Forum Stats

  • 3,767,751 Users
  • 2,252,713 Discussions
  • 7,874,327 Comments

Discussions

Partitioning

187124
187124 Member Posts: 12
edited Sep 10, 2008 2:53PM in General Database Discussions
Hi, I need to know if I can speed up a massive insert statement like "insert into table t1 select * from tmp" partitioning the target table in the following way:
- The target table has more than 100 MM of record
- The partitioning criteria will be by load_date (Monthy)
- Every insert statement affect only one partition because will be referencing one load_date.


Thanks!
Tagged:

Answers

  • 591186
    591186 Member Posts: 3,668 Silver Trophy
    Please let us know the Oracle Database version to provide you more information.
  • JustinCave
    JustinCave Member Posts: 30,293 Gold Crown
    There would probably be benefits if

    - You use local indexes (not strictly necessary, but ideal from a performance standpoint)
    - You load data into a staging table with the same structure as the partitioned table
    - You build the indexes on the staging table
    - You do a partition exchange with the partitioned table to load the staging table

    Justin
  • Robert Geier
    Robert Geier Member Posts: 2,989
    edited Sep 9, 2008 10:07AM
    Sorry, are you planning to partition the source table (select), or the destination table (insert) ?

    Partitioning the source table should speed up the select by making it easier to use parallel processes, or specifically access data from a particular month.

    Edited by: Robert Geier on Sep 9, 2008 3:06 PM
  • 187124
    187124 Member Posts: 12
    I want to partitioning the destination table, all the records in the source table will be load..

    The version is 10G

    Thanks
  • Robert Geier
    Robert Geier Member Posts: 2,989
    If you are partitioning the destination table, then Justin's suggestion is probably the best.
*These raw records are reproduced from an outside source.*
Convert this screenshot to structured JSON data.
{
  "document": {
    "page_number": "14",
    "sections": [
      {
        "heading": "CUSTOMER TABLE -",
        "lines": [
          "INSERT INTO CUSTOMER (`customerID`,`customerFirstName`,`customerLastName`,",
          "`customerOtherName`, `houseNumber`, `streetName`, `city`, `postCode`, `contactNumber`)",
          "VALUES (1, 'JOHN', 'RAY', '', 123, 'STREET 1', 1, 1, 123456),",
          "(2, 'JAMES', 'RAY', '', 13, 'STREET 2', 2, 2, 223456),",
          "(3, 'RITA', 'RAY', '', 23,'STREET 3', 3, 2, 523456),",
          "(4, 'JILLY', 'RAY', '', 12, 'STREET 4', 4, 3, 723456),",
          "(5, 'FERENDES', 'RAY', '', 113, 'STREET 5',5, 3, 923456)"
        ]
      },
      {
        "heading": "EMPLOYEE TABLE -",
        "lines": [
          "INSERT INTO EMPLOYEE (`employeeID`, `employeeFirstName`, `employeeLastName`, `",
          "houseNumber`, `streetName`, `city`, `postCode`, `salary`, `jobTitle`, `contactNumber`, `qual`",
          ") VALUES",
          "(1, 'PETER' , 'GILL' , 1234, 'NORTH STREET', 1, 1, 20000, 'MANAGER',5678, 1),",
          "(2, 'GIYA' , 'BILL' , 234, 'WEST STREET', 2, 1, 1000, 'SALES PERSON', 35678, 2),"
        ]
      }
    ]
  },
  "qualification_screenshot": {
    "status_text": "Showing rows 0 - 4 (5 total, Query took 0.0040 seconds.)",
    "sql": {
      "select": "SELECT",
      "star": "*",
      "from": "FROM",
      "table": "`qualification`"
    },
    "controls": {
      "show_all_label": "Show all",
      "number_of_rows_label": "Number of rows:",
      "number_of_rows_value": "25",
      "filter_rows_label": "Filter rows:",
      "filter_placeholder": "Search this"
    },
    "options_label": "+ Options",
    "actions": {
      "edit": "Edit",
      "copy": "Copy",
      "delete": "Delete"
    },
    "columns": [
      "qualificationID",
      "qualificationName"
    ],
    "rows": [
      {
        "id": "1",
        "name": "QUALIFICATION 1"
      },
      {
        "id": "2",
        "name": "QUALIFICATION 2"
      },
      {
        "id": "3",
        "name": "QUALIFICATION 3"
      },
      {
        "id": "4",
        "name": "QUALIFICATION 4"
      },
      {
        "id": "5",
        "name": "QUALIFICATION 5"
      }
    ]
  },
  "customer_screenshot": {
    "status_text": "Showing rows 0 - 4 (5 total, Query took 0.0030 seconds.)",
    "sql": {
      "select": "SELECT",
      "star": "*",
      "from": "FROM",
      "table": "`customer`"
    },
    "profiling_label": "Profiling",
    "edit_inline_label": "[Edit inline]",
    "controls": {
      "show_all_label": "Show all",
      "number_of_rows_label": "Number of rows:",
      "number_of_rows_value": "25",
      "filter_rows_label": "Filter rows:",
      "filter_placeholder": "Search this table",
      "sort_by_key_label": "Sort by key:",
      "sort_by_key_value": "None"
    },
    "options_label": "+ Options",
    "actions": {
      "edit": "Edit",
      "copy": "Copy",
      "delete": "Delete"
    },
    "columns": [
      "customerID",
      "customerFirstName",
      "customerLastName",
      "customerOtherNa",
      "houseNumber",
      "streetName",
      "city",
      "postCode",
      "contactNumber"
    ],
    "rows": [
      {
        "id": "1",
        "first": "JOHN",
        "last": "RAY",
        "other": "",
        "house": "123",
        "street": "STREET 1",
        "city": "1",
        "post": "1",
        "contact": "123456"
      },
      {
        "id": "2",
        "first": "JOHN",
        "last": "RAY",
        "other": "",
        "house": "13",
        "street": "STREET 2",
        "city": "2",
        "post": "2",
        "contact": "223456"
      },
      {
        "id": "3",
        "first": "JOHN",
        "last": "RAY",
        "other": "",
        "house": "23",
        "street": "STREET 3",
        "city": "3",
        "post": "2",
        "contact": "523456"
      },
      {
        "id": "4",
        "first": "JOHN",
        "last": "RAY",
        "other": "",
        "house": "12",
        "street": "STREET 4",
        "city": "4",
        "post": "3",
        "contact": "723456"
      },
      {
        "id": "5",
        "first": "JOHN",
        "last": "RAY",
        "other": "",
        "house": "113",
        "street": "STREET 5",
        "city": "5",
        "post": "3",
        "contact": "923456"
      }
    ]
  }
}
Instead of insert into select from just use exchange partition.
  • Randolf Geist
    Randolf Geist Member Posts: 2,214 Silver Trophy
    edited Sep 9, 2008 11:43AM
    Is your question if you can speed up the insert by partitioning the target table rather than inserting the same amount into an unpartitioned table?

    Are you talking about a single insert or multiple inserts? I assume multiple inserts according to your "Every insert statement..." information.

    * Does your target table already contain data?
    * Has this data been manipulated by updates/deletes?
    * Do you have existing indexes on the target table?

    I don't think that you'll be able to save significant amount of time regarding the insert per se, but of course this amount of data can be maintained in a better way if you use a reasonable partitioning.

    As already mentioned, you could load a partitioned table partition-wise using the exchange partition feature, but if the table is not in use yet, you can just insert directly into the target partition and create/rebuild indexes afterwards as required.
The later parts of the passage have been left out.